Cependant de la tour chaque pierre qu’il lance
Sert l’amour de Cédar, en servant sa vengeance ;
Chacun des blocs roulant de sa terrible main
Du sommet à la base abrége le chemin.
Daïdha, que la voix de son époux ranime,
Lève vers lui les bras du fond du noir abîme.
Il s’y jette vainqueur avec enivrement ;
Il craint de l’étouffer dans ses embrassements ;
Pour mieux la savourer, son cœur suspend sa joie :
Sur ses bras assouplis il prend sa triple proie ;
Et, comme dans la feuille on emporte les fruits,
Sur le sein de leur mère il soulève ses fils.
D’un pied dont ce doux poids redouble l’énergie,
Il foule les débris de la brèche élargie ;
Il touche enfin la terre, il s’élance dehors ;
De ses mille ennemis ses pieds pressent les corps,
Et portant Daïdha loin du sol de carnage,
Dans son sein en passant il cache son visage.

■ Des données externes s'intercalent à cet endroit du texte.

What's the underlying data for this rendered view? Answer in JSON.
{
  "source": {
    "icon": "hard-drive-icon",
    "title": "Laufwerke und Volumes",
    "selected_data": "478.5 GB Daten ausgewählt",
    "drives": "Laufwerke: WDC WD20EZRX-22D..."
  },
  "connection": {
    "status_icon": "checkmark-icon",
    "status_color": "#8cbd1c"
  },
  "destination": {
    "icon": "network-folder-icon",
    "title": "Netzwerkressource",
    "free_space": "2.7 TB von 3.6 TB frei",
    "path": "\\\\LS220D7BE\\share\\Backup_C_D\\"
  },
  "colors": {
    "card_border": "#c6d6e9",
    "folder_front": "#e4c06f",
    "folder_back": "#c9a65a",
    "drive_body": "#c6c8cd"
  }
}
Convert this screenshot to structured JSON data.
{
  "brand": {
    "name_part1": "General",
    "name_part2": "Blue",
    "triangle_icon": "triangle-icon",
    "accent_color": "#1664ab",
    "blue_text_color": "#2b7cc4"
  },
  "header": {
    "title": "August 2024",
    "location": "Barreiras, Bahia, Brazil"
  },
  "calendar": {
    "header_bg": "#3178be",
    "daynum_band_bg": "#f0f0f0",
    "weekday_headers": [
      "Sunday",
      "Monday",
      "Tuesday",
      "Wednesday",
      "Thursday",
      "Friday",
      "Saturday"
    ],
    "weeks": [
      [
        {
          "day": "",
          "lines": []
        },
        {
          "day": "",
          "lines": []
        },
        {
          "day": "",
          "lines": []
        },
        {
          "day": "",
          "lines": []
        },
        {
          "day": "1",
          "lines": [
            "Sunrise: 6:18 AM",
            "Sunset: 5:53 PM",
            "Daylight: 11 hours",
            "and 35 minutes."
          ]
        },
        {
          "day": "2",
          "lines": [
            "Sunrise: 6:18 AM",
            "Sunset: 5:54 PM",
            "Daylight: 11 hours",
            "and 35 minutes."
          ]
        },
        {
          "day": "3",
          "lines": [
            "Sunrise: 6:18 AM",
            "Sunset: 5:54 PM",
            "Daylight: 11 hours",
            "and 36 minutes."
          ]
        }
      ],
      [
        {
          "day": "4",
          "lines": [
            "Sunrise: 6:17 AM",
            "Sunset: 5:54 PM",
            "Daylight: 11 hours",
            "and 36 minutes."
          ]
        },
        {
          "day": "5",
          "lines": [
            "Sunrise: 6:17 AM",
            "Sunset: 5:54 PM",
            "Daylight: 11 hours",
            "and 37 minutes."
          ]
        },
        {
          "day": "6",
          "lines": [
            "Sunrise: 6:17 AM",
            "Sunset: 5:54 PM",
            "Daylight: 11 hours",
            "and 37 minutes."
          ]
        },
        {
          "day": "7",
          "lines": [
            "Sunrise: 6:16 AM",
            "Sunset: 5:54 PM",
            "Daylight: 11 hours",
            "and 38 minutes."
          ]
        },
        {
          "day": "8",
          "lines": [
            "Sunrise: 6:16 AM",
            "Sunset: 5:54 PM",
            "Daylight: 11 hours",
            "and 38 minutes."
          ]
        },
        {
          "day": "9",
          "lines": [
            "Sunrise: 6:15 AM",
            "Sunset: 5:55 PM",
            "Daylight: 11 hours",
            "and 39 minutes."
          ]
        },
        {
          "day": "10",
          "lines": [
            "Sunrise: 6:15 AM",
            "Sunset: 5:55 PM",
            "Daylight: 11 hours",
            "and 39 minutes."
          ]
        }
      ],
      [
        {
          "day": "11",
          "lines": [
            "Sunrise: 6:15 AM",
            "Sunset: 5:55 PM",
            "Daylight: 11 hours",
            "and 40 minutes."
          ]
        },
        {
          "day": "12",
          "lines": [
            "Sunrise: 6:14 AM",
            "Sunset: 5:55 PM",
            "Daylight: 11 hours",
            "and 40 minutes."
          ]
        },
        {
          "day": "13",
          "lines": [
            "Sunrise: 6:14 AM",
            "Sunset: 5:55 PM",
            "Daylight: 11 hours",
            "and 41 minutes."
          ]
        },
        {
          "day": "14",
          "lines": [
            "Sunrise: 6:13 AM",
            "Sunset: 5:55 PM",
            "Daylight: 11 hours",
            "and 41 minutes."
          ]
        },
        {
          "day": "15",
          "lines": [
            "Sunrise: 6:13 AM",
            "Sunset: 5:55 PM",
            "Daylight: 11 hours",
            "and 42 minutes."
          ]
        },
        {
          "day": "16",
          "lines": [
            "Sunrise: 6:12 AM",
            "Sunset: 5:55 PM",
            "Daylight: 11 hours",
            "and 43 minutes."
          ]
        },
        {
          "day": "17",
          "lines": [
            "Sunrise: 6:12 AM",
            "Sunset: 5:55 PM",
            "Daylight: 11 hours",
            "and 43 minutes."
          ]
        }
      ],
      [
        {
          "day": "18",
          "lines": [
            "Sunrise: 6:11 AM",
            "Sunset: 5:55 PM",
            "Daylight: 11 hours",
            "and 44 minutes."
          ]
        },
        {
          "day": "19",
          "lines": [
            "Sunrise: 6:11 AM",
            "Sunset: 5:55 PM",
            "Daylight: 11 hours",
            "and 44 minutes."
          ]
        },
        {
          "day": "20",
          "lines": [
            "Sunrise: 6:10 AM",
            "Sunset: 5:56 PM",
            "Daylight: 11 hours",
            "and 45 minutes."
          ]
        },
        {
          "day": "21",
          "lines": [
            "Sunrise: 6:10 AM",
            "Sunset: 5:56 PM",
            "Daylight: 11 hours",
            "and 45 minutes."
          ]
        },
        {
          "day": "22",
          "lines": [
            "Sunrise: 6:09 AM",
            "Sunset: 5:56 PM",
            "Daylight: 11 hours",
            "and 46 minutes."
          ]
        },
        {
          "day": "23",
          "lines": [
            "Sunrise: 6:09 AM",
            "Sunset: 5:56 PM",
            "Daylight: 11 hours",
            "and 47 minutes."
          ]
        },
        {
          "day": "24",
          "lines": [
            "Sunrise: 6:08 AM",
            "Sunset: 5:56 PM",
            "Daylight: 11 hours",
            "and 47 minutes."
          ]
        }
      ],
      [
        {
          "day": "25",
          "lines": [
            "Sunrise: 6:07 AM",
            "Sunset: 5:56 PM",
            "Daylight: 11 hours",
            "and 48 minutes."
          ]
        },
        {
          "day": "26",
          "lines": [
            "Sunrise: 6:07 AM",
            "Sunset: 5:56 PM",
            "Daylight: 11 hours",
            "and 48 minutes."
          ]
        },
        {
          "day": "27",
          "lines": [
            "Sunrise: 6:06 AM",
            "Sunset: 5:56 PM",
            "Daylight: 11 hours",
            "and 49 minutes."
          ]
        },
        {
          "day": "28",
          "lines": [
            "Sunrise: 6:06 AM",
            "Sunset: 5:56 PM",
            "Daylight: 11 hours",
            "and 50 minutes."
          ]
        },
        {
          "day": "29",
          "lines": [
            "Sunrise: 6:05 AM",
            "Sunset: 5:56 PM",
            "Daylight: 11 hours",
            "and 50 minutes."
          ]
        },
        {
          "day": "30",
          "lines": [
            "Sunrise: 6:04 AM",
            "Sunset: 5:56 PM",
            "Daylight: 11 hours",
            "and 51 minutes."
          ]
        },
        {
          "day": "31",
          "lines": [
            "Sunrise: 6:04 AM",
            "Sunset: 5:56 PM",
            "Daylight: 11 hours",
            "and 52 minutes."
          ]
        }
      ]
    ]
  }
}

Sur la scène d’horreur sans jeter un regard,
Sous la nuit des forêts il s’enfonce au hasard.
Il semble que son pied, que l’horreur précipite,
Ne peut loin de ces bords l’emporter assez vite ;
Il voudrait enlever au ciel, heureux vainqueur,
Ces trois fronts adorés qui battent sur son cœur !
Chaque fois que son bras ou sa jambe chancelle,
Il puise dans leurs yeux une force nouvelle ;
Vers de nouveaux sommets il reprend son essor ;
Nul lieu n’est assez sûr pour cacher son trésor.

Depuis l’heure où la nuit se teint du crépuscule,
Jusqu’à l’heure où le jour suit l’ombre qui recule,
Il courut sans reprendre haleine un seul moment,
Sans parler, en serrant du bras ce cou charmant.
Enfin lorsque ses pas, dévorant la carrière,
Eurent laissé les monts, les plaines en arrière,
Quand son regard perçant vit un autre horizon,
Il posa son fardeau d’amour sur le gazon,
Regarda tout autour avec inquiétude,
Comme s’il soupçonnait même la solitude ;
Puis riant et pleurant, et criant tour à tour,
En se frappant les mains il bondit alentour.
Daïdha, dont les pleurs arrosaient le sourire,
En lui tendant les bras contemplait son délire :
Il s’y jeta cent fois, et les petits enfants
Répondaient par leur rire à ses bonds triomphants.
Quand il eut par ses cris évaporé son âme,
Comme un vase trop plein s’évapore à la flamme,
Il prit, sans les vider, sur la tige des lis,
Ces calices de fleur par la séve remplis ;
Du baume de la nuit, que leur urne recueille,
Aux lèvres de la mère en exprima la feuille.
Il secoua la branche où dans sa dure noix
Le palmier du désert contient le lait du bois ;
Contre le tronc de l’arbre il en brisa les houppes ;
À genoux, dans sa main tenant leurs demi-coupes,
Aux lèvres des enfants, que trompait la couleur,
Il fit teter la noix et savourer la fleur.
Joignant ses fortes mains en flexibles corbeilles,
Joyeux il apporta des rayons d’or d’abeilles,

Dont le miel embaumé, par la fleur épaissi,
Semblait un lingot d’or dans le rocher durci.
Le gland, dont trois hivers ont mûri la farine,
Des plantes qui cachaient leur suc dans leur racine,
Et des roseaux sucrés, dont un miel blanc coulait,
Entassés en monceaux que sa main étalait,
Et dépouillés par lui de leurs rudes écorces,
D’un savoureux festin ranimèrent leurs forces.
Les enfants, endormis dans l’herbe, avec leur main
Pressaient encor ces fruits survivant à leur faim.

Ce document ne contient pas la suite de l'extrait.